Si nous voulons espérer mener une existence créatrice dans la demeure universelle dont nous avons hérité, il faut nous montrer capables de retrouver les objectifs moraux de notre vie dans notre conduite personnelle et dans la justice sociale. La stabilité de notre vaste “demeure universelle” exige une révision de toutes nos valeurs, parallèlement aux progrès scientifiques et libérateurs qui révolutionnent le globe. Notre société doit cesser de donner la priorité à la “matière” pour l’accorder à la”personne”. À partir du moment où l’on considère les machines, les calculs, les profits et le droit à la propriété comme plus importants que le peuple, on renonce à maîtriser la trilogie géante du racisme, du matérialisme et du militarisme. Une faillite morale et spirituelle peut détruire une civilisation aussi sûrement qu’une banqueroute financière. En définitive, notre fidélité doit être œcuménique plutôt que sectaire. Chaque pays doit se montrer fidèle d’abord envers l’humanité dans son ensemble, afin de préserver ce qu’il y a de meilleur dans chaque société particulière.

Communauté mondiale

Cet appel à la communauté mondiale, qui étend les intérêts au-delà de la communauté de tribu, de race, de classe et de nationalité, est en réalité un appel à aimer tous les hommes d’un amour universel et inconditionnel.
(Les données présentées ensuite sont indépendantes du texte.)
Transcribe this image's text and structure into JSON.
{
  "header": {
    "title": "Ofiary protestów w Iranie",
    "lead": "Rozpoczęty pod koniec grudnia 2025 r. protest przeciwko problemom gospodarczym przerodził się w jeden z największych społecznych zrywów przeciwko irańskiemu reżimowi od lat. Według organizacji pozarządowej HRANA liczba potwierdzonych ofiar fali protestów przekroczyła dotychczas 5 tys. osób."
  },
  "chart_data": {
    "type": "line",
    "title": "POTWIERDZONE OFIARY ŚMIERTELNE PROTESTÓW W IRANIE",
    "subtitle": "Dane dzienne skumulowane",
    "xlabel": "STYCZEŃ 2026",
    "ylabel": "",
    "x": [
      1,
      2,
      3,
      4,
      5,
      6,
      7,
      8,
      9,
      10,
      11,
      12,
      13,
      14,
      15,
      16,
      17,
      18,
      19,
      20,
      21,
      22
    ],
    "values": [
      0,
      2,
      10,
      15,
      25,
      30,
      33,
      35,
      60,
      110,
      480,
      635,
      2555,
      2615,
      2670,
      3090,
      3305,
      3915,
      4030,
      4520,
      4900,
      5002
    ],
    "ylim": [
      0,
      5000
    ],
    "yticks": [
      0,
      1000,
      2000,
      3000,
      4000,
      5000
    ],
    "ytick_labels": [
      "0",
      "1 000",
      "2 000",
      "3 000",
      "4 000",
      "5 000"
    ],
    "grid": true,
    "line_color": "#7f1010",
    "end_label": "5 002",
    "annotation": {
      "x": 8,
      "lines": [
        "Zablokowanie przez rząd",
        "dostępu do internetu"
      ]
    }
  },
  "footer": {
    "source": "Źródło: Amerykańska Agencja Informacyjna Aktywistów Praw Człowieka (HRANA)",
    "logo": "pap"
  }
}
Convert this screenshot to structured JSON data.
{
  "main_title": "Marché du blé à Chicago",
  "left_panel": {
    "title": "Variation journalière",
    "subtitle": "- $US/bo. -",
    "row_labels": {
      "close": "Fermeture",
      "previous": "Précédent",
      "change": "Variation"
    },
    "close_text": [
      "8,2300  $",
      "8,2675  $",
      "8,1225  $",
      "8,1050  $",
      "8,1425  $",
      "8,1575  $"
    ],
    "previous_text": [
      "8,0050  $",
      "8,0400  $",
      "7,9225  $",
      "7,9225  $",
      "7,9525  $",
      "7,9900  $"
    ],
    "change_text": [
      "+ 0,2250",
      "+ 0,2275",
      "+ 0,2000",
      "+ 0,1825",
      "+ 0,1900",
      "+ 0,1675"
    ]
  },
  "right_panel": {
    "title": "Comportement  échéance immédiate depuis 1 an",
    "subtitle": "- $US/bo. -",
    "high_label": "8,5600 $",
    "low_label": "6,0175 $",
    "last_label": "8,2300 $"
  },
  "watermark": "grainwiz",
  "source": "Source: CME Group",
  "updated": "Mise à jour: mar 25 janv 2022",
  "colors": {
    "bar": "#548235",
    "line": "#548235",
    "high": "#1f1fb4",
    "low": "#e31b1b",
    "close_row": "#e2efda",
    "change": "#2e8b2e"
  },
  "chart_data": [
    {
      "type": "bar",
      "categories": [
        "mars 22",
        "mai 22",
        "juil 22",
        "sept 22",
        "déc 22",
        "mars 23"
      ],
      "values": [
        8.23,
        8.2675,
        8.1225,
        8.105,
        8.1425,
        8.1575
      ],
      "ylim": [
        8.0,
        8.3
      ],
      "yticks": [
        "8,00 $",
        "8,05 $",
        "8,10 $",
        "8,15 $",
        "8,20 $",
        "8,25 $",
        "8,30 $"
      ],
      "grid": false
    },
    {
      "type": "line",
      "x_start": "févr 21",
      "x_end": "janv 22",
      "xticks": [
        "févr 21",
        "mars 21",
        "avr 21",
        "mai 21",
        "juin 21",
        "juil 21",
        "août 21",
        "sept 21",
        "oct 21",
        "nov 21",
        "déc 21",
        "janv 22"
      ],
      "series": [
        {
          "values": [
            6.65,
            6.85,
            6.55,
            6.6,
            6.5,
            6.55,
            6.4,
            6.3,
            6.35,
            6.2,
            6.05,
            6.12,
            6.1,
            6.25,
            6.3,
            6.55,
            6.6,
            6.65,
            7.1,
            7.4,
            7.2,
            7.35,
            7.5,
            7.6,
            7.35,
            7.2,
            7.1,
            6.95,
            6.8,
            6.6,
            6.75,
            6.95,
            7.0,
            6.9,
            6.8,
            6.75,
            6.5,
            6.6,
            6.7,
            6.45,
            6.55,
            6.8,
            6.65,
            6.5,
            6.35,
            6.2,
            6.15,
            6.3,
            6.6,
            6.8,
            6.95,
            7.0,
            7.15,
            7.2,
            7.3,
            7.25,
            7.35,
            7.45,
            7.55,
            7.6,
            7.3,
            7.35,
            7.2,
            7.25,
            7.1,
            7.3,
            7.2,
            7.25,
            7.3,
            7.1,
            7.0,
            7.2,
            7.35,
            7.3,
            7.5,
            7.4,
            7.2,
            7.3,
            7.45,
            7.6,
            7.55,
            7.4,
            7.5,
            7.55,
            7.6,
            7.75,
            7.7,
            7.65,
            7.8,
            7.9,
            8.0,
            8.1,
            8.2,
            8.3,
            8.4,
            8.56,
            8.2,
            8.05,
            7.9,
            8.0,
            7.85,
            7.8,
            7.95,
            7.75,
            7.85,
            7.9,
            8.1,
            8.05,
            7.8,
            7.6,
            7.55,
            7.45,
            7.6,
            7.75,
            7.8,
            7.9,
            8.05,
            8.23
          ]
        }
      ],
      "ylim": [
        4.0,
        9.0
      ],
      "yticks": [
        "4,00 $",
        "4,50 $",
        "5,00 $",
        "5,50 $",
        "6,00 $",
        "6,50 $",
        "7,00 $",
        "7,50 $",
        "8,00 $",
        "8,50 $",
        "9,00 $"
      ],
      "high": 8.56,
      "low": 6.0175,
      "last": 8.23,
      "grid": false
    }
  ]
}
C’est une notion souvent mal comprise et mal interprétée, mais qui est désormais devenue indispensable à la survie de l’homme. Quand je parle d’amour, j’entends cette force que toutes les grandes religions ont considérée comme le principe même de l’union entre les hommes. L’amour est la clé qui ouvre la porte menant à la vérité suprême. Ce passage de la première épître de Jean résume de façon très belle cette croyance en une vérité suprême que partagent les hindous, les musulmans, les chrétiens, les juifs et les bouddhistes : “Aimons-nous les uns les autres ; car l’amour est de Dieu, et quiconque aime est né de Dieu et connaît Dieu. Celui qui n’aime pas n’a pas connu Dieu, car Dieu est amour… Si nous nous aimons les uns les autres, Dieu demeure en nous, et son amour est parfait en nous.”

Espérons que cet esprit soufflera sur nous. Nous ne pouvons plus nous permettre d’adorer le Dieu de la haine et de nous prosterner devant l’autel des représailles. L’histoire a souvent été submergée par ces terribles marées de haine. 

L’avenir a déjà commencé

Nous sommes aujourd’hui contraints d’admettre que l’avenir a déjà commencé. Le “maintenant” nous presse. Dans cette énigme déroutante que sont la vie et l’histoire, il se peut qu’on arrive trop tard. Ne remettons pas au lendemain ce que nous pouvons faire aujourd’hui, car la vie nous laisse souvent seuls et nus, quand nous avons laissé passer notre chance. 

Nous avons encore aujourd’hui le choix entre la coexistence non-violente ou la co-destruction violente. C’est peut-être la dernière chance qui s’offre à l’humanité de pouvoir choisir entre le chaos ou la communauté.